When you go to the grocery store, practice social distancing, use a wipe for your cart, and wash or sanitize your hands as soon as you get back to your car or when you arrive home. If you wait until you get home to clean your hands, be sure to also wipe down your steering wheel, car door handles, house door knobs and any surfaces you might touch while bringing your items into the house.

  • Wear your mask the entire time while in the store.
  • Be aware of directional signs. Some stores require patrons to only go down aisles in one direction. Pay attention to visual cues for social distancing while in line.
  • Use plastic bags instead of reusable bags. If you use reusable bags, wash them after each use.
  • Use credit cards instead of cash.
  • Shop alone if possible. Avoid high traffic times of day if possible.
  • Focus on choosing healthy food. By improving your own health, you have a better chance of not getting seriously sick if infected with COVID-19.
  • Don’t forget your cell phone – disinfect it regularly.
  • Different face covering rules apply for different situations, so this makes it critical to always have your face covering with you if you go somewhere unplanned or in case a rule has changed.
  • Currently, face coverings are required in all outdoor spaces, including downtown in Lewes, Rehoboth, and Dewey. In Rehoboth, face coverings are also required on the beach, a rule which was imposed by local officials. When in the water, you do not need to wear your face covering.
  • It’s important to follow the news and trusted sources to have the most up-to-date guidance. Valid sources include local newspapers and TV stations.
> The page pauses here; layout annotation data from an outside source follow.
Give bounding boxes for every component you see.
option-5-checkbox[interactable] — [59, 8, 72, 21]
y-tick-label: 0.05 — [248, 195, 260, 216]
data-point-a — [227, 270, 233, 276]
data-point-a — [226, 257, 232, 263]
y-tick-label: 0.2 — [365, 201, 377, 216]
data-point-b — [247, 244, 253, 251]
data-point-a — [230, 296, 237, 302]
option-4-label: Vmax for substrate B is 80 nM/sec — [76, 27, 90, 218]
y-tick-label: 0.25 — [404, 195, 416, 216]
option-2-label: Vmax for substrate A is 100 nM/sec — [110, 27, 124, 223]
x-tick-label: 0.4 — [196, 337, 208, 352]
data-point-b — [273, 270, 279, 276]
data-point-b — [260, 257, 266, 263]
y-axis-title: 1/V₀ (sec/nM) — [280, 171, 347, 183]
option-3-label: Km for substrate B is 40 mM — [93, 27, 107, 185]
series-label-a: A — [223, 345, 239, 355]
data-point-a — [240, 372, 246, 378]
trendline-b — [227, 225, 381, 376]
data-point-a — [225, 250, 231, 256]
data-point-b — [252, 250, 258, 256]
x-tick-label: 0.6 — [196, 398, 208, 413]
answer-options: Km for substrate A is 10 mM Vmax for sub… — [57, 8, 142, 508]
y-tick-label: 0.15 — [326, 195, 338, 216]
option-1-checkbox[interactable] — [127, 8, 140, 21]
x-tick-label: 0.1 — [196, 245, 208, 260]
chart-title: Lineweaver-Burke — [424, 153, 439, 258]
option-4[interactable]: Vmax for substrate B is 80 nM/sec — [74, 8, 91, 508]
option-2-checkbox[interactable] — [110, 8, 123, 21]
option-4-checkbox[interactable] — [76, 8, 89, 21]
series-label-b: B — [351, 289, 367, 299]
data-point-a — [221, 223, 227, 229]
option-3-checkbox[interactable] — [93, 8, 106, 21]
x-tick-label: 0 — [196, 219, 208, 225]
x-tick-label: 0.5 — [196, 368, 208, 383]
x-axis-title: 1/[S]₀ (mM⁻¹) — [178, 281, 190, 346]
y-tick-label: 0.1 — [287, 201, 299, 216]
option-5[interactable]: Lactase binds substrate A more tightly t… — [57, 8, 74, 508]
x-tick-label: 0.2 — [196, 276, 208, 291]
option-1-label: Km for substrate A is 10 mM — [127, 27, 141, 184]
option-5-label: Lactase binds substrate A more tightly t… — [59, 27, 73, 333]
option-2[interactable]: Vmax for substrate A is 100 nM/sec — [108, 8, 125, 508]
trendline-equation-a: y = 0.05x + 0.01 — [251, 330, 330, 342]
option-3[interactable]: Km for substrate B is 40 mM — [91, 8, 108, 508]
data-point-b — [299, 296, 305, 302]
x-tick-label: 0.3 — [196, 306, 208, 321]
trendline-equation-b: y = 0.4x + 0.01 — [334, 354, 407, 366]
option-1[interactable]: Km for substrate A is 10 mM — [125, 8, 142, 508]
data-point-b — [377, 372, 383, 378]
  • When at a state park, social distancing is still crucial even though you are outside. Face coverings are the smart choice, too, and are required. This is especially important to protect you and your family if you are with a small group of non-household members.
  • Use sanitizer before and after pumping gas.
  • Use a credit card if possible.
  • Remember to wipe down your door handle and steering wheel. This is a good practice to do each day.
  • This includes your keys! Items like car keys and cell phones, that stay with us all day, should be one of those items you wipe clean and sanitize frequently.
  • If you have to go inside to pay, remember this is like entering a grocery store, so wear your face covering, which is required, and social distance once inside.
  • Depending on your workplace, you might have significant things to consider.
  • Discourage the use of shared phones, desks, workstations, radios, and wearable technology. If these are unavoidable, they must be cleaned after each use.
  • Avoid common areas such as break rooms.
  • If you eat in a public setting, be sure to place your mask on a napkin instead of directly on a table. You can also place your mask in a pocket or handbag for safe keeping. Remember, when you get up from the table, put your mask back on immediately.
  • Wipe down access cards or badges.
  • Clean your computer keyboard and desk space frequently with sanitizing wipes.
  • Remember to wear your mask!
  • If someone is sick in your household, have them isolate to one room, and ideally have them use a separate bathroom.
  • Clean frequently used surfaces regularly.
  • Wash your hands for at least 20 seconds with warm water many times a day.
  • Cover your cough with a tissue or your elbow.
  • Do not touch your face.
  • Wipe down frequently used objects like your phone with an alcohol-based wipe.